Do Oriente Médio vêm notícias sobre revoluções que se espalham quase que por minuto a países que há tempos não figuravam no noticiário político.
A revolta popular começou na Tunísia, transmitiu-se para o Egito, onde um turbilhão popular para derrubar o governo tem desfecho incerto, e agora caminha para Iêmen, Jordânia, Síria e Arábia Saudita.
Para quem se interessa por sistemas complexos – como as sociedades humanas –, um dos aspectos mais interessantes dos acontecimentos recentes talvez seja a materialização, diante de nossos olhos, do conceito de tipping point, ou limiar.
O conceito foi formulado por pesquisadores de ecossistemas que perceberam a dinâmica não-linear desses sistemas e a impossibilidade de prever seu futuro, explicou o ecólogo Brian Walker em entrevista à Página 22 em 2008. Os sistemas podem alcançar limiares e, ao ultrapassá-los, mudam sua auto-organização e passam a funcionar de maneira diferente. “As coisas podem mudar muito devagar e, quando o sistema chega a um limiar, de repente o comportamento muda”, disse Walker.
No caso da Tunísia, o limiar – ou a gota d’água – foi o caso de um camelô na província de Sidi Bouzid que, cassado e humilhado por uma policial, reagiu.
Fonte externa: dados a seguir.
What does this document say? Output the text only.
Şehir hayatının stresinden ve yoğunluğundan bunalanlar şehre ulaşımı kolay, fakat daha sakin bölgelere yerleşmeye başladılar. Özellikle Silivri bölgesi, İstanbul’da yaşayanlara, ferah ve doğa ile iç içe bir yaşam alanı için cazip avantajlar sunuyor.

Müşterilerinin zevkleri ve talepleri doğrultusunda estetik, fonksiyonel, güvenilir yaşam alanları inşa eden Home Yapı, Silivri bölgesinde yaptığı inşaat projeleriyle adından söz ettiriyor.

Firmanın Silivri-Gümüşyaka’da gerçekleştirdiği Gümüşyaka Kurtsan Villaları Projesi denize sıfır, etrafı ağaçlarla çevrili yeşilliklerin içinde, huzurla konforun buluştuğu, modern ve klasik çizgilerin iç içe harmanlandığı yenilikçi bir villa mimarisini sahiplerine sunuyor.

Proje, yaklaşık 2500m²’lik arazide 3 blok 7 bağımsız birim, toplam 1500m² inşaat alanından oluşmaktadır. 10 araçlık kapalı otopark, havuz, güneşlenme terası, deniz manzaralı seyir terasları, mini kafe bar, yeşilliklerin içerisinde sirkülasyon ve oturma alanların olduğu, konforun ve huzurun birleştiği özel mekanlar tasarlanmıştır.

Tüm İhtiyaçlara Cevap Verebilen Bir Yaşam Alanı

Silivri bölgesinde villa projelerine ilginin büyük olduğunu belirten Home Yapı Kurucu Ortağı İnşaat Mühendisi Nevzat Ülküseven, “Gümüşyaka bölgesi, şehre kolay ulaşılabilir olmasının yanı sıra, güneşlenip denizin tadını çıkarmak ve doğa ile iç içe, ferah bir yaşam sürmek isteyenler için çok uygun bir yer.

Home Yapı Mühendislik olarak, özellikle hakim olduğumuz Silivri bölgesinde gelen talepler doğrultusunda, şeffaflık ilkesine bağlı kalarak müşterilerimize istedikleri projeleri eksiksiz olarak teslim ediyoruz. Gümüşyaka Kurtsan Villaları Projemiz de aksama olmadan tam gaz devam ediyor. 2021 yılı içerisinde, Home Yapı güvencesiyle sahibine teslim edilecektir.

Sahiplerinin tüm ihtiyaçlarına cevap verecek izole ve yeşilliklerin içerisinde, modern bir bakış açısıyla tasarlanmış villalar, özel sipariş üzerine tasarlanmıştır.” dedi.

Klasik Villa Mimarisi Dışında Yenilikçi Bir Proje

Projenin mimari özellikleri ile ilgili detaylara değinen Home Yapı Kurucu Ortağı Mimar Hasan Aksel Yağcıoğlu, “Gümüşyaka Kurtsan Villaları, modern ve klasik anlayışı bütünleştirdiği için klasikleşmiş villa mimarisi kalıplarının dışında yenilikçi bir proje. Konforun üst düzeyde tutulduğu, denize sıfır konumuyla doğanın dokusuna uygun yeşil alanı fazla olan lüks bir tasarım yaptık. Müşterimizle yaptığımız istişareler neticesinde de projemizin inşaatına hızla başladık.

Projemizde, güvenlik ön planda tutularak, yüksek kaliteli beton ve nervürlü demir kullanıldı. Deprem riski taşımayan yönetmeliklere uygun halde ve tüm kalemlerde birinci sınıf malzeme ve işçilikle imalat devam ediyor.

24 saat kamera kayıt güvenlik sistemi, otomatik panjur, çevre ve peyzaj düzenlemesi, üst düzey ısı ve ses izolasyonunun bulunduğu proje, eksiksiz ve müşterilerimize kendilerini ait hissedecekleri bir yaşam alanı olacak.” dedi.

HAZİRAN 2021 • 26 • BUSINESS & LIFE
Tentou reclamar, obter seu equipamento de volta, requereu uma audiência com autoridades, tudo em vão.
Seu passo seguinte, incendiar o próprio corpo, mudou a situação política de um país inteiro. Protestos se alastraram de sua província para a capital e, em questão de semanas, derrubaram o presidente e se espalharam a outros países. Hoje a ordem estabelecida em boa parte do mundo islâmico está em xeque – com efeitos importantes para a política externa e os interesses do Estados Unidos e o restante do mundo ocidental. É de se maravilhar.
Oficialmente uma democracia, a Tunísia era presidida desde 1987 por Zine El Abidine Ben Ali, que comandava um regime corrupto e autoritário, com supressão de direitos humanos e de expressão. Até recentemente a mudança parecia distante – Ben Ali venceu eleições, que observadores independentes foram proibidos de acompanhar, em 2009.
Mas eis que um mero camelô chegou ao limite de sua paciência e ajudou o país a cruzar um limiar. O que virá da reorganização da Tunísia e de outros países do Oriente Médio é impossível prever, mas com certeza o mundo não será o mesmo.
Segundo os cientistas, o mundo está a beira de limiares também nos processos que mantêm a Terra um planeta habitável. Em artigo publicado em 2009 na revista Nature, pesquisadores de diversas áreas identificaram sete parâmetros que, se atingirem limiares, podem mudar o modo de funcionamento de sistemas importantes do planeta. Os eventos na Tunísia e em outras partes do Oriente Médio indicam que áreas que parecem imunes à mudança, como o comportamento humano, também têm seus limiares.